Prijs per percentage droge stof
Erg belangrijk is natuurlijk de prijs per percentage droge stof in combinatie met de nutritionele waarde van het product. In figuur 1 is een vergelijking gemaakt tussen de verschillende bijproducten en de prijs per aandeel ruw eiwit. Hierin is te zien dat bijproducten de voerkosten verder kunnen verlagen door o.a. soja te vervangen, mits de overige nutriënten binnen het rantsoen passen.

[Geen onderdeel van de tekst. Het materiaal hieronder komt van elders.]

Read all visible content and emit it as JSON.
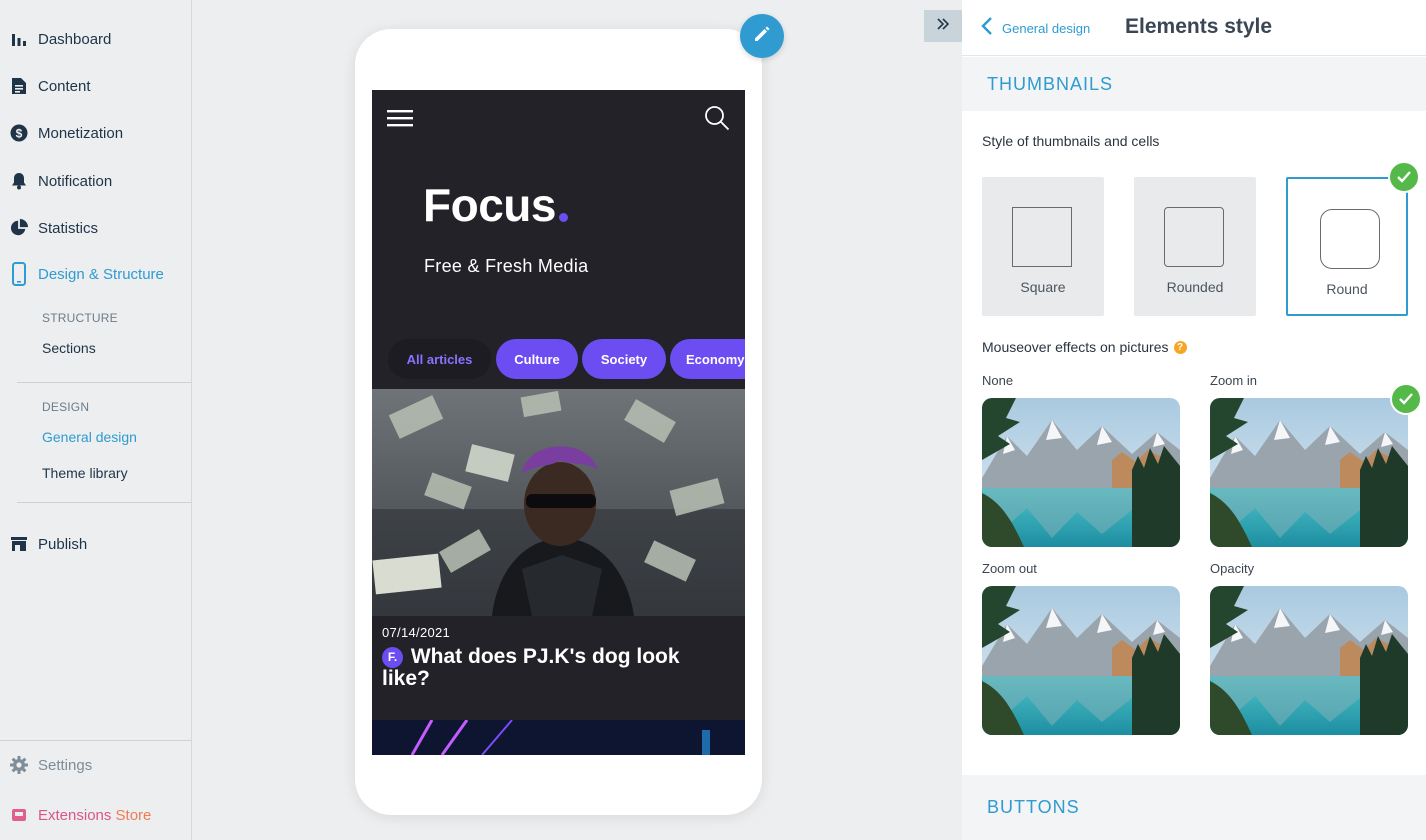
{
  "sidebar": {
    "items": [
      {
        "label": "Dashboard",
        "icon": "bar-chart-icon"
      },
      {
        "label": "Content",
        "icon": "document-icon"
      },
      {
        "label": "Monetization",
        "icon": "dollar-icon"
      },
      {
        "label": "Notification",
        "icon": "bell-icon"
      },
      {
        "label": "Statistics",
        "icon": "pie-chart-icon"
      },
      {
        "label": "Design & Structure",
        "icon": "mobile-icon"
      }
    ],
    "structure_heading": "STRUCTURE",
    "structure_items": [
      "Sections"
    ],
    "design_heading": "DESIGN",
    "design_items": [
      "General design",
      "Theme library"
    ],
    "publish": "Publish",
    "settings": "Settings",
    "extensions_word1": "Extensions",
    "extensions_word2": "Store"
  },
  "preview": {
    "logo": "Focus",
    "tagline": "Free & Fresh Media",
    "categories": [
      "All articles",
      "Culture",
      "Society",
      "Economy"
    ],
    "article": {
      "date": "07/14/2021",
      "badge": "F.",
      "title": "What does PJ.K's dog look like?"
    }
  },
  "panel": {
    "back_label": "General design",
    "title": "Elements style",
    "thumbnails_heading": "THUMBNAILS",
    "thumb_style_label": "Style of thumbnails and cells",
    "thumb_options": [
      "Square",
      "Rounded",
      "Round"
    ],
    "thumb_selected": "Round",
    "mouseover_label": "Mouseover effects on pictures",
    "effects": [
      "None",
      "Zoom in",
      "Zoom out",
      "Opacity"
    ],
    "effect_selected": "Zoom in",
    "buttons_heading": "BUTTONS"
  },
  "colors": {
    "accent": "#2f9bd1",
    "brand_purple": "#6b4df2",
    "check_green": "#54b948"
  }
}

Let op de stabiliteit van je bijproducten
Een stabiel rantsoen is cruciaal om varkens continu, optimaal te laten presteren. Door bijproducten te voeren kunnen de voerkosten verlaagd worden. Om de dierprestaties niet negatief te beïnvloeden is de stabiliteit van de bijproducten erg belangrijk. Eiwit is cruciaal en moet dan ook volgens de opgegeven matrix aanwezig zijn in de bijproducten. Om dit te controleren, test het laboratorium van De Heus in Veghel daarom veel monsters van bijproducten op het ruw eiwitgehalte.

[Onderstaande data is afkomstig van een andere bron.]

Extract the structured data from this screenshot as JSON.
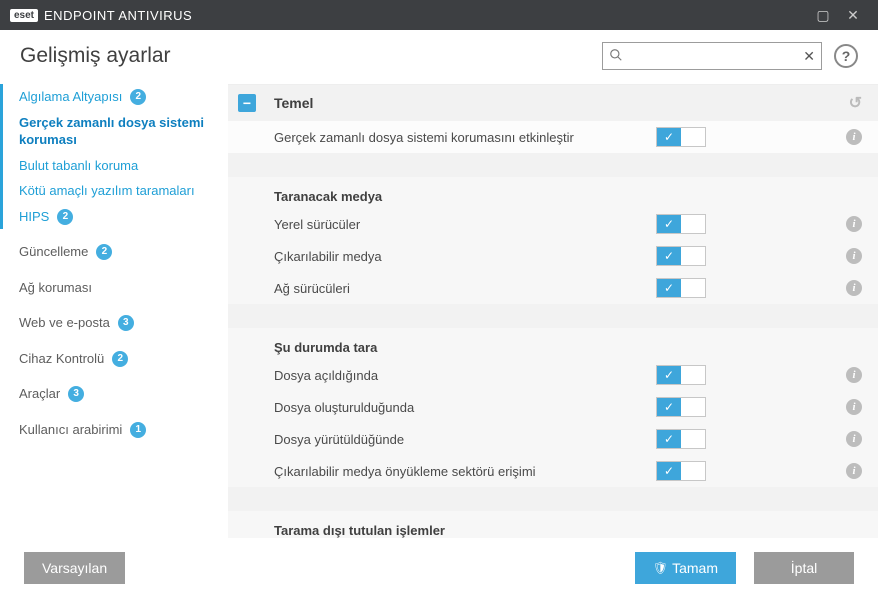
{
  "titlebar": {
    "brand": "eset",
    "product": "ENDPOINT ANTIVIRUS"
  },
  "header": {
    "title": "Gelişmiş ayarlar",
    "search_placeholder": ""
  },
  "sidebar": {
    "groups": [
      {
        "active": true,
        "items": [
          {
            "label": "Algılama Altyapısı",
            "badge": "2",
            "style": "parent"
          },
          {
            "label": "Gerçek zamanlı dosya sistemi koruması",
            "style": "selected"
          },
          {
            "label": "Bulut tabanlı koruma",
            "style": "parent"
          },
          {
            "label": "Kötü amaçlı yazılım taramaları",
            "style": "parent"
          },
          {
            "label": "HIPS",
            "badge": "2",
            "style": "parent"
          }
        ]
      },
      {
        "items": [
          {
            "label": "Güncelleme",
            "badge": "2",
            "style": "section"
          }
        ]
      },
      {
        "items": [
          {
            "label": "Ağ koruması",
            "style": "section"
          }
        ]
      },
      {
        "items": [
          {
            "label": "Web ve e-posta",
            "badge": "3",
            "style": "section"
          }
        ]
      },
      {
        "items": [
          {
            "label": "Cihaz Kontrolü",
            "badge": "2",
            "style": "section"
          }
        ]
      },
      {
        "items": [
          {
            "label": "Araçlar",
            "badge": "3",
            "style": "section"
          }
        ]
      },
      {
        "items": [
          {
            "label": "Kullanıcı arabirimi",
            "badge": "1",
            "style": "section"
          }
        ]
      }
    ]
  },
  "content": {
    "section_title": "Temel",
    "rows_basic": [
      {
        "label": "Gerçek zamanlı dosya sistemi korumasını etkinleştir",
        "on": true
      }
    ],
    "sub_media_title": "Taranacak medya",
    "rows_media": [
      {
        "label": "Yerel sürücüler",
        "on": true
      },
      {
        "label": "Çıkarılabilir medya",
        "on": true
      },
      {
        "label": "Ağ sürücüleri",
        "on": true
      }
    ],
    "sub_scanon_title": "Şu durumda tara",
    "rows_scanon": [
      {
        "label": "Dosya açıldığında",
        "on": true
      },
      {
        "label": "Dosya oluşturulduğunda",
        "on": true
      },
      {
        "label": "Dosya yürütüldüğünde",
        "on": true
      },
      {
        "label": "Çıkarılabilir medya önyükleme sektörü erişimi",
        "on": true
      }
    ],
    "sub_excluded_title": "Tarama dışı tutulan işlemler"
  },
  "footer": {
    "defaults": "Varsayılan",
    "ok": "Tamam",
    "cancel": "İptal"
  }
}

Eiwitgehalte vergelijken in Optiflow
Deze data worden vervolgens verwerkt door het Brijteam in Optiflow. Hieruit komt een selectie van bijproducten waarvan de laatste vijf monsters meer dan 10% afwijken ten opzichte van de matrix. Zowel te veel, als te weinig eiwit kan problemen geven in de stal. Met behulp van dit instrument houdt het Brijteam zo de kwaliteit van de bijproducten nauwlettend in de gaten. In figuur 2 is de blauwe kolom het % ruw eiwit te zien wat opgegeven is via de matrix. De groene kolom geeft de waarde weer van de laatste vijf geanalyseerde monsters op ruw eiwit. Het rode streepje geeft de berekende procentuele afwijking weer ten opzicht van de matrix weer.

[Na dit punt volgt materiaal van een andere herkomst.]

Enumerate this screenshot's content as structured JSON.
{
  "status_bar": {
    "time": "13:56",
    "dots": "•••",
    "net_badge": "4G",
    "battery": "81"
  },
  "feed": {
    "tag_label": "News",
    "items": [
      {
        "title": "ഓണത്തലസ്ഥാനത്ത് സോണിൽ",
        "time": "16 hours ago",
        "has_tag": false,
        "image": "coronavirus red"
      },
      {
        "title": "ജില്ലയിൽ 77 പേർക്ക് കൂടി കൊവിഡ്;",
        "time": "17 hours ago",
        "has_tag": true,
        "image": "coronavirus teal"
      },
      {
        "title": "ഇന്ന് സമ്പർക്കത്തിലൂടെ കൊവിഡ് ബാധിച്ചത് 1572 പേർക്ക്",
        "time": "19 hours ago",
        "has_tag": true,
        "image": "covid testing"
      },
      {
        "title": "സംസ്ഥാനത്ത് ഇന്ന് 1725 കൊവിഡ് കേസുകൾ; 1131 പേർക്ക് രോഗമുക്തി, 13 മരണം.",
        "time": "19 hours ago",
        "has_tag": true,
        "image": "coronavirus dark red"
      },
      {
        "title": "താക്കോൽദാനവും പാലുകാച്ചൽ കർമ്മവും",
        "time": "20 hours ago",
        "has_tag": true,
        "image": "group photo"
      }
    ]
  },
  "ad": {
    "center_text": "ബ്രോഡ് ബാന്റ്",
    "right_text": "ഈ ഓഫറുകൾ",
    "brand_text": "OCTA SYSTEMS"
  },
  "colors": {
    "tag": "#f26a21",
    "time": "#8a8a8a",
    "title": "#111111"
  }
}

CO2-voetafdruk wordt belangrijker
De CO2-voetafdruk begint bij de retail en slachterijen een steeds belangrijker item te worden. De eerste supermarkten vermelden dit al op hun producten, zoals vlees. Daarmee zal het ook in de varkenshouderij een steeds belangrijkere rol krijgen. Diverse partijen zijn nu bezig om de CO2-voetafdruk van varkensvlees in kaart te brengen.
Sturen op CO2-voetafdruk
Zeer waarschijnlijk wordt op korte termijn de vraag neergelegd om er op te sturen en zal de uitbetaling op de CO2-voetafdruk binnen bepaalde concepten mee gaan wegen. De CO2-voetafdruk per kilogram varkensvlees wordt voor 60-70 procent bepaald door het voer en wordt berekend met behulp van het voerverbruik en de CO2-voetafdruk van het rantsoen. Het verlagen van de voederconversie en/of de CO2-voetafdruk van het rantsoen zijn de eerste factoren waarmee je kunt sturen. Als brijvoerbedrijf heb je als voordeel dat natte bijproducten de CO2-voetafdruk van het rantsoen sterk kunnen laten dalen.